Wer zum Beispiel bei einer Begrüßung nicht den Begrüßten anschaut, sondern irgend wo hin, der zeigt, dass ihm dieser Mensch nicht wichtig ist. Wer jemanden unterbricht, verrät, dass er sich selbst, oder seinen Gedanken für wichtiger hält, als den Sprechenden und / oder, dass er nicht zuhörte, nicht zuhören kann. Wer auf eine Frage nicht antwortet, zeigt, dass er den Fragenden nicht ernst nimmt, ja vielleicht sogar gering schätzt, zumindest aber an einer Begegnung mit diesem Menschen nicht interessiert ist. Das gilt nicht nur, wenn man sich gegenüber steht, sondern auch bei medialer, also telefonischer oder schriftlicher Kommunikation.
Die Ausrede, dass man für das Antworten keine die Zeit habe, zeigt dem Gegenüber in den meisten Fällen nur, dass der Angesprochene nicht bereit ist für ihn die Zeit aufzubringen, die für eine Antwort nötig wäre, also, dass ihm alles Andere wichtiger ist, als der, der ihn ansprach oder anschrieb.

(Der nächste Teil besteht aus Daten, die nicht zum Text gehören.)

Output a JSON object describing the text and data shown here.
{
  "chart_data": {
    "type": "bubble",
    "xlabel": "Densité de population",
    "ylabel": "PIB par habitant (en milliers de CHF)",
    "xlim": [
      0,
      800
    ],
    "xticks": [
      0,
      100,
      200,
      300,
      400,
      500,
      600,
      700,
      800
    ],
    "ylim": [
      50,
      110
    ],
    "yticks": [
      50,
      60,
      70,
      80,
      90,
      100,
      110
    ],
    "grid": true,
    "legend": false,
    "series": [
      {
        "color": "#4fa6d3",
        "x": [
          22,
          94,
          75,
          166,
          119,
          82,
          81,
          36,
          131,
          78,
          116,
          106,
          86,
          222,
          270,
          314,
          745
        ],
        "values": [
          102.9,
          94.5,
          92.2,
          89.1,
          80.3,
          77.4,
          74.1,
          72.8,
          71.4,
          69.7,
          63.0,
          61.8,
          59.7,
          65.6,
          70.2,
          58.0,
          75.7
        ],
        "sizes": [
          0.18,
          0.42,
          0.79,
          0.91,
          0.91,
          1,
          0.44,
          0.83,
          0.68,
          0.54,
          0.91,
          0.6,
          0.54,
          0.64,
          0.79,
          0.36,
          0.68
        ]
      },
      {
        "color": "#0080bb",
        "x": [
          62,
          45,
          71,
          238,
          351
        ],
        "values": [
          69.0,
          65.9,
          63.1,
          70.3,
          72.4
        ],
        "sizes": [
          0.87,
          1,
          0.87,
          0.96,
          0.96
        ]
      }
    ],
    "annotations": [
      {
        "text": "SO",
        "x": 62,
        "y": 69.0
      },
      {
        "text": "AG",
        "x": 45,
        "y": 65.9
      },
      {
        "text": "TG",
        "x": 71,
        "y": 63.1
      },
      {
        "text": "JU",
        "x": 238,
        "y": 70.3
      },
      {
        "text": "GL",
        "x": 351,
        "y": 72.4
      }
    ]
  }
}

Was dann? Wenn dem Fragenden viel Wert am Angesprochene liegt, gibt er ihm vielleicht eine zweite Chance, wird wieder fragen, vielleicht auf verschiedenen Wegen versuchen, mal im persönlichen Gespräch - wenn es denn zustande kommt - nachfragen, weshalb der Andere nicht antworte; aber wenn dann immer noch keine Antwort kommt, dann wird der Fragende sich irgend wann die Mühe sparen und keine Fragen mehr stellen und diese Beziehung betrübt beenden. Das Gegenüber hat ja deutlich gezeigt, dass es den Kontakt zu ihm nicht wünscht und die Beziehung nicht pflegen will. Und gegen diesen deutlich gezeigten Wunsch kann man schlecht etwas machen.
Wer nicht antwortet, dem liegt auch nichts am Anderen.
So betrachtet ist die zunehmende Neigung auf Fragen nicht zu antworten ein bedenkliches Zeichen dafür, dass immer mehr Menschen die Pflege von Beziehungen nicht mehr beherrschen und dadurch einsamer werden, als es ihnen und der Gesellschaft gut tut.
 
 
Das Bild zeigt Post, die bei einem geschlossenen Laden unter der Ladentür durchgeschoben wurde. Darunter Einschreiben. Entweder ist der Besitzer erkrankt, oder der Laden ist Pleite. In jedem Fall misslingt hier Kommunikation, also Austausch zwischen Menschen.